Cose che si augurano a tutti gli sposi, ma il rito serve a rilevare, affermare, incidere.
Salvatore alle 15,30 è pronto, bellissimo nel suo frac corto. Il bastone in mano e il cappello a cilindro blu in testa. Sorride non solo con la bocca ma anche con gli occhi, il naso e le orecchie. Si sente bello, ed è bello veramente. La sua sposa gioirà per questo. E’ un giovane trentenne simpatico, Salvatore, vederlo abbigliato così serio pare strano. Lui desiderava tanto vestirsi così, elegante e impeccabile, perché questo è un giorno speciale da ricordare per sempre. Si fa fotografare in ogni posa, sorriso, gesto, passo, starnuto e respiro. Tutto deve essere documentato, fermato, impresso nella memoria.
Anche Nennella si è vestita e truccata di fresco. E’ bella come da tanto non si vedeva, e anche il rossetto rosa sulle labbra è adatto alla dolcezza del giorno.
L’abito di Nennella l’hanno scelto il marito e la figlia maggiore. Le cade bene sui fianchi e la illumina tutta, ma la infastidisce sul giro vita. Un vestito che non è costato poco, ma nella cucitura al rovescio, un bordino di stoffa le procura fastidio, la punge. Dovrà resistere, dimenticarsi di quel pizzico, non tutto può essere perfetto. Il nervosismo che le procura si mostra subito, quando ricerca i bicchieri per lo spumante da offrire ai primi ospiti venuti in anticipo.
Le cugine del continente cercano di starle alla larga e attendono un suo ordine prima di agire.
Pian piano, arrivano tutti quanti, eleganti nel vestito della festa. Si mischiano colori cangianti, setosi, allegri e luccicanti, abiti lunghi, lunghissimi e anche inguinali. Sandali alti, altissimi, impossibili da camminarci. Qualcuno osa la ciabatta, per la gioia di Nennella.
Scarpe nere, maschili, lucide, rigide, dolenti sui piedi, forse di un numero in meno.
Camicie bianche candide, lavate e rilavate di fresco e ben stirate, divertenti papillon, cravatte di seta azzurre, rosa, rosso fuoco, di ogni colore. Tanti i sorrisi sinceri, partecipi, alcuni stampati. Giovanissimi annoiati col telefonino sempre in mano. Piccolissime dame graziose nei loro vestitini. Cerchietti di roselline e braccialetti fioriti.
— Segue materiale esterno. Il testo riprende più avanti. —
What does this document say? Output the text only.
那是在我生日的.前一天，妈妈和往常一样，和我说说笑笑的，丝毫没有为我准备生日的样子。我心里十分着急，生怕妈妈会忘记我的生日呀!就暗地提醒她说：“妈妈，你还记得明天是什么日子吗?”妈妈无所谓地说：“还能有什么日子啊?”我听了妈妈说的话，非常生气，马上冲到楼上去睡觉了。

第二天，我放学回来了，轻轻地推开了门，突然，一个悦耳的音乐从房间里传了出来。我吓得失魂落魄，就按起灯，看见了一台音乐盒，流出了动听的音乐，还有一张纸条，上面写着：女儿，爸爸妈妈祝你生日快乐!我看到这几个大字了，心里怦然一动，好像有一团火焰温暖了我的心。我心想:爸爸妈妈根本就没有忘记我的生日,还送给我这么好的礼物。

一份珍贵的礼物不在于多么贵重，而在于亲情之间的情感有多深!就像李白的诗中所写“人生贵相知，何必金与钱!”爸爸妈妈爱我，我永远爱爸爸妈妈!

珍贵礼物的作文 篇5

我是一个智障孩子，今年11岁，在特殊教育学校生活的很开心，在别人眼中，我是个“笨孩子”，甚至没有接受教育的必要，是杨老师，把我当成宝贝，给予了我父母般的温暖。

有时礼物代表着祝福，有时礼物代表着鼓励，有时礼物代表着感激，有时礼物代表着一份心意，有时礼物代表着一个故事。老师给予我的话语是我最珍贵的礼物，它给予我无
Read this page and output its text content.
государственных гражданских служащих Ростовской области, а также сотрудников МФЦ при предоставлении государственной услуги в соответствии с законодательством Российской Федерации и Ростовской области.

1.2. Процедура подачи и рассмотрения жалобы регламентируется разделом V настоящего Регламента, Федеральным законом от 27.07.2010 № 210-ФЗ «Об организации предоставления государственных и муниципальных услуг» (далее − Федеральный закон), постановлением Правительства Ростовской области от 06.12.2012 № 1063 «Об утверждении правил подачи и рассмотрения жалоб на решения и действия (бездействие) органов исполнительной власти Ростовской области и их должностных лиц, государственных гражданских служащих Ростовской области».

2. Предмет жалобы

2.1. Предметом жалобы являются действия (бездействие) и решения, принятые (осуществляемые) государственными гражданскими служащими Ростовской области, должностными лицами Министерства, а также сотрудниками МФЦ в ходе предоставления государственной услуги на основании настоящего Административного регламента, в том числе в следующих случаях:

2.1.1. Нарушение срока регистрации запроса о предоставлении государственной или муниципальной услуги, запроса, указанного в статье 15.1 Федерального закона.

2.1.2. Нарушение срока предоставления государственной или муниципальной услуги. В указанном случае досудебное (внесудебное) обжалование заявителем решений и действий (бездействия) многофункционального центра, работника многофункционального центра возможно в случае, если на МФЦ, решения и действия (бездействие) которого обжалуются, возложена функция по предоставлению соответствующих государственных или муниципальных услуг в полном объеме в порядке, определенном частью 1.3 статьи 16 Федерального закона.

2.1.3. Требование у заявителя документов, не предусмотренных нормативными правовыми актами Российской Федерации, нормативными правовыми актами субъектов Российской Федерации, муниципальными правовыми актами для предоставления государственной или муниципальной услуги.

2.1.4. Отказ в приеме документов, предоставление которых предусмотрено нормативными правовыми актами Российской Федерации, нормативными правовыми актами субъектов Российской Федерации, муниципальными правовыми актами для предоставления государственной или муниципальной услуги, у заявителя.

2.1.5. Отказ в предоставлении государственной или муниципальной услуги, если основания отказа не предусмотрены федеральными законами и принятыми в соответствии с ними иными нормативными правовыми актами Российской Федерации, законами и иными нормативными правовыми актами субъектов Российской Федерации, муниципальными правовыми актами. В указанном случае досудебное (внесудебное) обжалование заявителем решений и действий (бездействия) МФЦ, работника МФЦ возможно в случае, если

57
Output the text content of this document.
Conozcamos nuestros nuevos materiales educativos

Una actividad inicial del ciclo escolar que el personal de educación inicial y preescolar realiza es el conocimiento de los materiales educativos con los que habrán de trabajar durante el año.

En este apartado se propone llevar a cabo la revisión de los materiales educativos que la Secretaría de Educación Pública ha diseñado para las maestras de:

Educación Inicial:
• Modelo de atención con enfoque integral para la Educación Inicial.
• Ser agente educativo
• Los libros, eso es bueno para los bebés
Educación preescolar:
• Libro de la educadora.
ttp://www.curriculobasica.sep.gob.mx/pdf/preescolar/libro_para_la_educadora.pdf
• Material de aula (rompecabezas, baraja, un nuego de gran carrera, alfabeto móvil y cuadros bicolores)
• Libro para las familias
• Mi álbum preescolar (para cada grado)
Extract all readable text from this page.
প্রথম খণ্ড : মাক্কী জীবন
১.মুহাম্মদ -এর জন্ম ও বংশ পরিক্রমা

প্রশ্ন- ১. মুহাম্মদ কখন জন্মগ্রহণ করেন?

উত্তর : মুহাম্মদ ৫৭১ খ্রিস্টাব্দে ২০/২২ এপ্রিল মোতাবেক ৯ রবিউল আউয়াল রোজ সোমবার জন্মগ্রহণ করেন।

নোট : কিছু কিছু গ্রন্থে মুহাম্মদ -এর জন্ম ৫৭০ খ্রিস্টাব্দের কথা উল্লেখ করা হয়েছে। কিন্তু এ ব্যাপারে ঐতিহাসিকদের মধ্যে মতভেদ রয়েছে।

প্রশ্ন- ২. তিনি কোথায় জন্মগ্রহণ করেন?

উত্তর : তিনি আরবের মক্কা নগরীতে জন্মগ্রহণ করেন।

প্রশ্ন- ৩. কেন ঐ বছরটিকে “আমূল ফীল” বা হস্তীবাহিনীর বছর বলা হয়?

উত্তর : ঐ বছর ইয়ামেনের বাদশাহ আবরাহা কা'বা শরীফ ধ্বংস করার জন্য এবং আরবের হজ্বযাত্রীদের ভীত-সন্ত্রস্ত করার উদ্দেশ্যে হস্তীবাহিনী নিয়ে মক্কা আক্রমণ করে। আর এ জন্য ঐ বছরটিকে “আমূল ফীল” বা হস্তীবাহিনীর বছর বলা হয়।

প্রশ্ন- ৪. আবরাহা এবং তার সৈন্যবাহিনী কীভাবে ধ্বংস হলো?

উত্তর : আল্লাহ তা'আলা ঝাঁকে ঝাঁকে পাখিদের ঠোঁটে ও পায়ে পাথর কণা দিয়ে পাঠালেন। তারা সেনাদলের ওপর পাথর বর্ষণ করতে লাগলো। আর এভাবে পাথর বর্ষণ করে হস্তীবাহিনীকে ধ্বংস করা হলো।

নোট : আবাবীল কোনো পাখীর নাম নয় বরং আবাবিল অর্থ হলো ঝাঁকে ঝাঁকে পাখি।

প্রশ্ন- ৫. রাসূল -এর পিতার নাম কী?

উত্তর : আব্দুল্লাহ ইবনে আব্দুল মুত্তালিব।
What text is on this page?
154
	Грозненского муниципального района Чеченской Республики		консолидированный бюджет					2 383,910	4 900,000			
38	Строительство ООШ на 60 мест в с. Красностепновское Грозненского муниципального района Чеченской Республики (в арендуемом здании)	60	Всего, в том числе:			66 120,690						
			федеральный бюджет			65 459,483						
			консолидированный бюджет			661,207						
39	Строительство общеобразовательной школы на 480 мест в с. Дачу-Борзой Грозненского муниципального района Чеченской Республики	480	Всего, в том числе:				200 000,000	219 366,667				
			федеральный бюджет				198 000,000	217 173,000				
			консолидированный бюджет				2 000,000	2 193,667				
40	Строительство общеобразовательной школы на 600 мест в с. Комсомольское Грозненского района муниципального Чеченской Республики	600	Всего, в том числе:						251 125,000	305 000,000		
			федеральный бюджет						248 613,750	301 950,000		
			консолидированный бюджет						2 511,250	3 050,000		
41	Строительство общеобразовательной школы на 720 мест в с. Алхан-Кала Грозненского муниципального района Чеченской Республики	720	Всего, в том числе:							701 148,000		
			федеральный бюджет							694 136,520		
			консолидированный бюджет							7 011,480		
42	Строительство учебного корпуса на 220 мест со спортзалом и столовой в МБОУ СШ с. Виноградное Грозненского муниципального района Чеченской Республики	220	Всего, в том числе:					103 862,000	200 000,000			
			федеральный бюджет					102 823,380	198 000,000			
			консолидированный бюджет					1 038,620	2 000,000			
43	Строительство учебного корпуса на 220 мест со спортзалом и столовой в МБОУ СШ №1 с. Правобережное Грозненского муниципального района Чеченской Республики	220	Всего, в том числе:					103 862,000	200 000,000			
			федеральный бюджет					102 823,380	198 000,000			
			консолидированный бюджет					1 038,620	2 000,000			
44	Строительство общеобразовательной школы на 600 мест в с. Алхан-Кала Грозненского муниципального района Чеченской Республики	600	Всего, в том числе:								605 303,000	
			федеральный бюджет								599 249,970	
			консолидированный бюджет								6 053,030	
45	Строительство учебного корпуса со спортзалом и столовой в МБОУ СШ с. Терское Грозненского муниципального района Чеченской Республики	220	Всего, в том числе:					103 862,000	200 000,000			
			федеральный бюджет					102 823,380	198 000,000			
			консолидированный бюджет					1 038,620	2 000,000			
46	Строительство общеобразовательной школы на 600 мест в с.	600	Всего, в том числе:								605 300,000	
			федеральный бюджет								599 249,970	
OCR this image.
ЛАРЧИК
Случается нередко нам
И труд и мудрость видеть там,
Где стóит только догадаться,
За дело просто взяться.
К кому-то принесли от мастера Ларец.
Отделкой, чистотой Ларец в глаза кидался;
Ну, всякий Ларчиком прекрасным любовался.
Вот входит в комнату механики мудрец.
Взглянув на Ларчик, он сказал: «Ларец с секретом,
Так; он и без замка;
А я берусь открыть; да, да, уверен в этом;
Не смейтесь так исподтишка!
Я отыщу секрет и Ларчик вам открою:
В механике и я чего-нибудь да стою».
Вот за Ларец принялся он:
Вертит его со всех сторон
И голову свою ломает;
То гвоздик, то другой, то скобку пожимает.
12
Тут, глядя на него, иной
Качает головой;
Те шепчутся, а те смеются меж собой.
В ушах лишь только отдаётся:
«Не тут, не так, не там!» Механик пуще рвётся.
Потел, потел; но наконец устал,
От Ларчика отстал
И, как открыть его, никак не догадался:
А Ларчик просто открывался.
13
Profumi inebrianti, ubriacanti.
Tutti pronti per il grande evento.
Gli invitati dello sposo sono pregati di uscire da casa, segue Nennella con il piatto de “s’arazia” e per ultimo Salvatore, sorridente e felice.
E’ il suo momento: fuori ad aspettarlo, occhi verdi, nocciola, azzurri e marroni puntati su di lui. Trepidano tutti, trepida Salvatore.
Nennella si avvicina allo sposo con il piatto e gli lancia coriandoli, frumento, riso, sale, petali di rosa, caramelline e monetine in grandi manciate, fa il segno della croce e gli stessi gesti li rivolge agli ospiti che applaudono felici.
Poi Nennella lancia con forza il piatto vuoto verso il basso, per terra.
Sorride Nennella, sorride Salvatore, sorridono tutti, ma il piatto non si rompe.

Annunci

Rispondi

Inserisci i tuoi dati qui sotto o clicca su un'icona per effettuare l'accesso:

Logo WordPress.com

Stai commentando usando il tuo account WordPress.com. Chiudi sessione /  Modifica )

Google+ photo

Stai commentando usando il tuo account Google+. Chiudi sessione /  Modifica )

Foto Twitter

Stai commentando usando il tuo account Twitter. Chiudi sessione /  Modifica )

Foto di Facebook

Stai commentando usando il tuo account Facebook. Chiudi sessione /  Modifica )

Connessione a %s...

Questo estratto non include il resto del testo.